What actually happens when you lose weight fast… 📉
We seem to be conditioned into expecting extremely rapid weight loss when we start a new diet or exercise regime. Social media is also full of promises of diets that will help you ‘lose 5kg in a week’. I can see why it’s tempting and I can also see why it’s nice to lose large amounts of scale weight when you start a new diet, and why it’s easy to feel disheartened if you don’t.
First things first, remember weight loss is not the same as fat loss. You’ll see lots of diets promising x kg loss in a week etc. What these diets – be they juice cleanses, ‘detoxes’, 7 day challenges, fasting, keep etc , don’t explain is that if you did indeed see that amount of loss in a week then it wouldn’t be fat loss. The harsh reality is that most of that weight loss is actually water weight, stomach contents, and a fraction of that is also muscle , and only a little bit of actual fat. Plus if it’s a particularly restrictive diet or is using pseudoscience to back it up it can also mess up your relationship with food and mental health.
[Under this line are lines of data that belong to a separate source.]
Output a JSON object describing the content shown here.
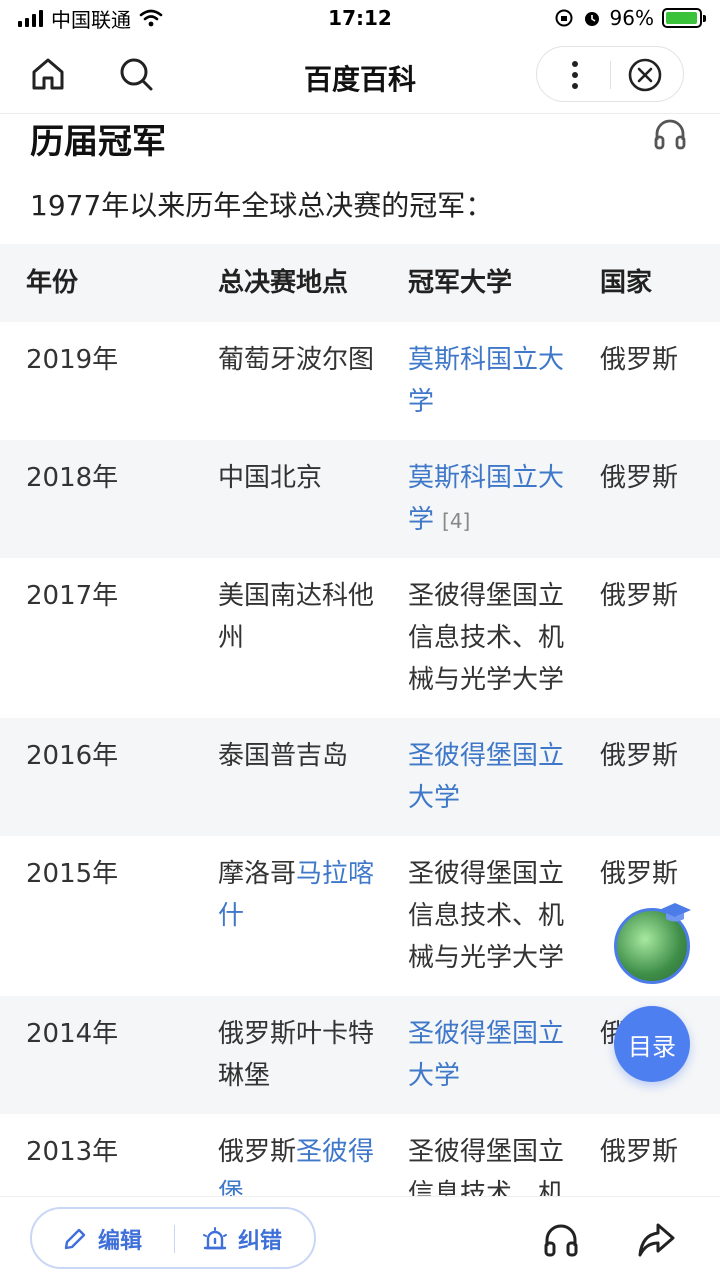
{
  "status_bar": {
    "carrier": "中国联通",
    "time": "17:12",
    "battery": "96%",
    "battery_level": 0.96
  },
  "nav": {
    "title": "百度百科"
  },
  "section": {
    "title": "历届冠军",
    "intro": "1977年以来历年全球总决赛的冠军："
  },
  "table": {
    "headers": [
      "年份",
      "总决赛地点",
      "冠军大学",
      "国家"
    ],
    "rows": [
      {
        "year": "2019年",
        "location": [
          {
            "text": "葡萄牙波尔图",
            "link": false
          }
        ],
        "champion": [
          {
            "text": "莫斯科国立大学",
            "link": true
          }
        ],
        "ref": "",
        "country": "俄罗斯"
      },
      {
        "year": "2018年",
        "location": [
          {
            "text": "中国北京",
            "link": false
          }
        ],
        "champion": [
          {
            "text": "莫斯科国立大学",
            "link": true
          }
        ],
        "ref": "[4]",
        "country": "俄罗斯"
      },
      {
        "year": "2017年",
        "location": [
          {
            "text": "美国南达科他州",
            "link": false
          }
        ],
        "champion": [
          {
            "text": "圣彼得堡国立信息技术、机械与光学大学",
            "link": false
          }
        ],
        "ref": "",
        "country": "俄罗斯"
      },
      {
        "year": "2016年",
        "location": [
          {
            "text": "泰国普吉岛",
            "link": false
          }
        ],
        "champion": [
          {
            "text": "圣彼得堡国立大学",
            "link": true
          }
        ],
        "ref": "",
        "country": "俄罗斯"
      },
      {
        "year": "2015年",
        "location": [
          {
            "text": "摩洛哥",
            "link": false
          },
          {
            "text": "马拉喀什",
            "link": true
          }
        ],
        "champion": [
          {
            "text": "圣彼得堡国立信息技术、机械与光学大学",
            "link": false
          }
        ],
        "ref": "",
        "country": "俄罗斯"
      },
      {
        "year": "2014年",
        "location": [
          {
            "text": "俄罗斯叶卡特琳堡",
            "link": false
          }
        ],
        "champion": [
          {
            "text": "圣彼得堡国立大学",
            "link": true
          }
        ],
        "ref": "",
        "country": "俄罗斯"
      },
      {
        "year": "2013年",
        "location": [
          {
            "text": "俄罗斯",
            "link": false
          },
          {
            "text": "圣彼得堡",
            "link": true
          }
        ],
        "champion": [
          {
            "text": "圣彼得堡国立信息技术、机械与光学大学",
            "link": false
          }
        ],
        "ref": "",
        "country": "俄罗斯"
      }
    ]
  },
  "floating": {
    "toc_label": "目录"
  },
  "bottom_bar": {
    "edit_label": "编辑",
    "fix_label": "纠错"
  },
  "colors": {
    "link": "#3f78c9",
    "accent": "#4e7ff0",
    "row_alt_bg": "#f5f6f7"
  },
  "icons": {
    "home": "home-icon",
    "search": "search-icon",
    "more": "more-vertical-icon",
    "close": "close-circle-icon",
    "headphone": "headphone-icon",
    "edit": "pencil-icon",
    "fix": "alarm-bell-icon",
    "share": "share-arrow-icon",
    "wifi": "wifi-icon",
    "alarm": "alarm-clock-icon",
    "lock": "orientation-lock-icon"
  }
}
Weight loss and fat loss are not the same thing. It’s quite easy to manipulate water weight by consuming fewer carbs (as 1g carbs binds approx 3g water), reducing salt intake or using diuretics (which increase the amount of water and salt excreted in the form of urine). This is how some athletes cut a few kg in the week before a competition.
So what should you do?
Do not crash diet – please! Instead try to make sustainable longer term changes to your calorie intake. A moderate calorie deficit will allow you to lose sustainably and steadily (an average of <1% body weight/ week). Shift your expectations away from big scale losses as a measure of success each week and instead look at long term trends and changes in things like clothes size, or measurements or progress photos rather than the scales.